The national budget creates and guarantees nuclear capital, its profits and growth. So it guarantees nuclear energy and nuclear technology as a capitalist business; this includes dealing with the danger of nuclear energy as a “risk” and an experiment: nuclear fission and its chain reaction release enormous energy, radiation and fission products. In a reactor, the same technical principle as the A-bomb's destructive force is used, however “moderated,” i.e. the chain reaction is braked so that the released energy is regulated and usable, the radiation and fission products encased; this means, however, that radiation and fission products which are destructive to organic life are inevitable in the normal course of operation; if the brakes fail, the chain reaction is an inexorably destructive energy like a bomb; radiation destroys the encasing material and makes it into scrap metal. A nuclear state knows all this and handles it as an experiment in a double sense: a) nuclear energy is so important that it will take a chance on these dangers, which is why they are called “risks,” and b) it organizes the operation of the nuclear industry like a test drive, sees what happens and brings under control what it can. Each day of successful risk management at the same time elevates the risk through the radioactive contamination of the safeguard equipment and preserves the danger as increasing waste.
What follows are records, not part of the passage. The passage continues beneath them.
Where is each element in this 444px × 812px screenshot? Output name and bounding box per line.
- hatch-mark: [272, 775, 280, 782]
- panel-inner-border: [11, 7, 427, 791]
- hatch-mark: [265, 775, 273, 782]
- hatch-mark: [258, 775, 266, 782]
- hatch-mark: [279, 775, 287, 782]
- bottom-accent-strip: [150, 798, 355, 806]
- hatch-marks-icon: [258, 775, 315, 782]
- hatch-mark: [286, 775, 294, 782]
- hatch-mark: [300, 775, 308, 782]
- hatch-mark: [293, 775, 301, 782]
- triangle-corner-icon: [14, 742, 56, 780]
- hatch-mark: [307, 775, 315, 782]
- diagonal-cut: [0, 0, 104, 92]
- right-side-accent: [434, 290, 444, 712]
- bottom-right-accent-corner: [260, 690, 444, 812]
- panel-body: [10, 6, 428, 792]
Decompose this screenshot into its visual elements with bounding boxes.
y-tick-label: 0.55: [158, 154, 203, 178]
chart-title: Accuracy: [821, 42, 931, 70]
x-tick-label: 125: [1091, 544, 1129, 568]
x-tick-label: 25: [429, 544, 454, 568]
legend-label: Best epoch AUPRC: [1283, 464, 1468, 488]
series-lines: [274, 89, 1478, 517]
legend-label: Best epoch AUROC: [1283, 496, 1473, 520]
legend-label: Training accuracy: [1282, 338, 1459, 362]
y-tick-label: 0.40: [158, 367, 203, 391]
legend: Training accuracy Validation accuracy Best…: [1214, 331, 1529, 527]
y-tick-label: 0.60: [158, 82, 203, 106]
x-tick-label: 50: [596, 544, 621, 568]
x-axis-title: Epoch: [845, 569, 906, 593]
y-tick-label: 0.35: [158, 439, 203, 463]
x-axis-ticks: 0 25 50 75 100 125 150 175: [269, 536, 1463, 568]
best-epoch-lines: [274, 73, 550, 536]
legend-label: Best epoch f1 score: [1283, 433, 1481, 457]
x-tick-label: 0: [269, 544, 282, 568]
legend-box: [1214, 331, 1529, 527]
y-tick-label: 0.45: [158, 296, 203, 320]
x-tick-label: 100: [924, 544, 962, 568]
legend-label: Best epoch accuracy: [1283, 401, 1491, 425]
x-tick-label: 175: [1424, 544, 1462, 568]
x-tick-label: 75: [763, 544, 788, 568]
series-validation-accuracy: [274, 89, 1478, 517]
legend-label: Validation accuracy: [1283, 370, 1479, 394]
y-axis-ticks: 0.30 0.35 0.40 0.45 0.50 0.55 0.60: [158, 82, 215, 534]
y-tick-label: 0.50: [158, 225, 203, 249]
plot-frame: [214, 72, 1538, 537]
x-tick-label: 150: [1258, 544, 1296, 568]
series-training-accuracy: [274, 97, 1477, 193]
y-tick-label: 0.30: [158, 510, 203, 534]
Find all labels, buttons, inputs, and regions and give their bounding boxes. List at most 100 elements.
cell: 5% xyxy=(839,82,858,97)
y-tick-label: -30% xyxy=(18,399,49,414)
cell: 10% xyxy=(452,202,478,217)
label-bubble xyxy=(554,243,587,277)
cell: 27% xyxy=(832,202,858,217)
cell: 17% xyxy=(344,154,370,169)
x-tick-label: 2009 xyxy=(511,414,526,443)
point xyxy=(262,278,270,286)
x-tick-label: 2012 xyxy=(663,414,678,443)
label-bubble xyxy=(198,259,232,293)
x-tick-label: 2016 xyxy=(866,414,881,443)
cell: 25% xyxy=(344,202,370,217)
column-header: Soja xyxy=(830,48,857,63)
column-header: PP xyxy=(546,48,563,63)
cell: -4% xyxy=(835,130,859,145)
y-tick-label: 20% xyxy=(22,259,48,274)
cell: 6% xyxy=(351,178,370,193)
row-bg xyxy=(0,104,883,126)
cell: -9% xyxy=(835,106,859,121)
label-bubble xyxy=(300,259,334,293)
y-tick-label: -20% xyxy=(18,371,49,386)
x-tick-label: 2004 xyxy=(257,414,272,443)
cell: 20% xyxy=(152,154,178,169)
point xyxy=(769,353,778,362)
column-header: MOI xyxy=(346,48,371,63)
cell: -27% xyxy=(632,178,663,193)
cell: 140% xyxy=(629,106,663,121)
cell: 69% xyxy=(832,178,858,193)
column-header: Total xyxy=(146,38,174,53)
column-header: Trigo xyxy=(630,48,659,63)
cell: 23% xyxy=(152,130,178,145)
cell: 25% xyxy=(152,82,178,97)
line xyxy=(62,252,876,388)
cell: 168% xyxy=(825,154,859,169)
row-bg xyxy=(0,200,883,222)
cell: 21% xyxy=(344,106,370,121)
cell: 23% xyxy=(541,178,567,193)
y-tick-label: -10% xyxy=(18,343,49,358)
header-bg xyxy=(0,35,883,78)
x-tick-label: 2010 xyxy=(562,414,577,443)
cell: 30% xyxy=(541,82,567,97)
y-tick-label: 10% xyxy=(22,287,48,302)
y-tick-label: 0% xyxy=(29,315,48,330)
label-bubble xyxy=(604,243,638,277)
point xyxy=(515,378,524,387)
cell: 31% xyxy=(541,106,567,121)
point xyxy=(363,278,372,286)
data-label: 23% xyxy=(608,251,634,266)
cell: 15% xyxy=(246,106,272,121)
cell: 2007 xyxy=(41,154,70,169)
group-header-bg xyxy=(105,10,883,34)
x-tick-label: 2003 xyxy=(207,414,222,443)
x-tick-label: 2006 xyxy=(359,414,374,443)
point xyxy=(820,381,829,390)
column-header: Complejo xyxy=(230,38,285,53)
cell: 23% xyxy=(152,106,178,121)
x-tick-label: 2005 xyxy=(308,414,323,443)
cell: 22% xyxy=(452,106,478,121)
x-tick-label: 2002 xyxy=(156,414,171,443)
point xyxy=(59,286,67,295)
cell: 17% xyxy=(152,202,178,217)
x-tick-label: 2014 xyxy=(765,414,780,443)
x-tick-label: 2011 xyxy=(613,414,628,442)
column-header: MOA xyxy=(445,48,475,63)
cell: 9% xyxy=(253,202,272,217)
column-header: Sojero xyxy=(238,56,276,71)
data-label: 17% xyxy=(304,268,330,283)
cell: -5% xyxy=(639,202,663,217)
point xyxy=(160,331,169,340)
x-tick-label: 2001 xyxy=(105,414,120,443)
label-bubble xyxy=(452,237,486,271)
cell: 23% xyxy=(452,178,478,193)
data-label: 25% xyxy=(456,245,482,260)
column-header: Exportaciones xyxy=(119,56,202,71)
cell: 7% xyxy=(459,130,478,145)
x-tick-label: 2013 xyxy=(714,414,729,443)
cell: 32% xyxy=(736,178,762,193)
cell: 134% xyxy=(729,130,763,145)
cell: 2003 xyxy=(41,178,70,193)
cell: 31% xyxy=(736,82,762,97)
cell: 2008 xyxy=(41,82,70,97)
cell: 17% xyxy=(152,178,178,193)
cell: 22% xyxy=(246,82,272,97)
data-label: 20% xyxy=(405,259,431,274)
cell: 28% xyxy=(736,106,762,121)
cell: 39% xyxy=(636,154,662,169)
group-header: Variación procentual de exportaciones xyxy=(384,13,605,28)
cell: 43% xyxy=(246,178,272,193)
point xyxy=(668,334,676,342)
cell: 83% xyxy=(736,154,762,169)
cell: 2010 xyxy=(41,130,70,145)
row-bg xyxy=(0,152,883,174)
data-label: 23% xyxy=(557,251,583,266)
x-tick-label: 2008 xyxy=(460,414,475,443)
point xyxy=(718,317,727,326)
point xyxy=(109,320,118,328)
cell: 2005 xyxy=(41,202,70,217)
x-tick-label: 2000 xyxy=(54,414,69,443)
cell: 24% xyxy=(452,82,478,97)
The state carries out this incalculable danger and the certainty of harm for the capital location and its human resources as a calculation with its land and people. First, it claims its people and land as resources for national growth and its security policy: they are ultimately there to service growth and the nation; on the other hand, the state continually checks whether or not they are too damaged to function as a useful people, and it controls the damage if necessary with “limit values” and security measures; danger warnings to people are thus on the one hand superluous, on the other hand, the population also confuses them with being for their health.
With the nuclear energy program, the recklessness of the purpose of the growth of capital and the ruthlessness of the state to fight out this national goal in the state competition becomes a demand on the people which is calculated as a risk similar to war.
These are the gains which seem worth it for the state: 1. Mixed energy, including nuclear power, creates energy security; 2. exports of nuclear and other energy technologies take in/out the revenue of other nations; this is at the same time 3. power over the energy state basis of other nations, a dependency which states fight against. These are the energy-imperialistic calculations which the opposing calculations of anti-nuclear activists do not understand.
As harmless as wind energy and solar energy are dressed up as, for energy policy-makers they fulfil the same imperialistic use value qualities as nuclear energy: energy that has the geological good fortune of being available inside the nation and is purely a question of national technology, or in other words, the size of its capital. It is about a new energy security-weapon and indeed it is the same as a business on the world market. As to whether this adds up, capitalism decides whether wind energy is helpful! Another a mistake of the opponents of nuclear energy.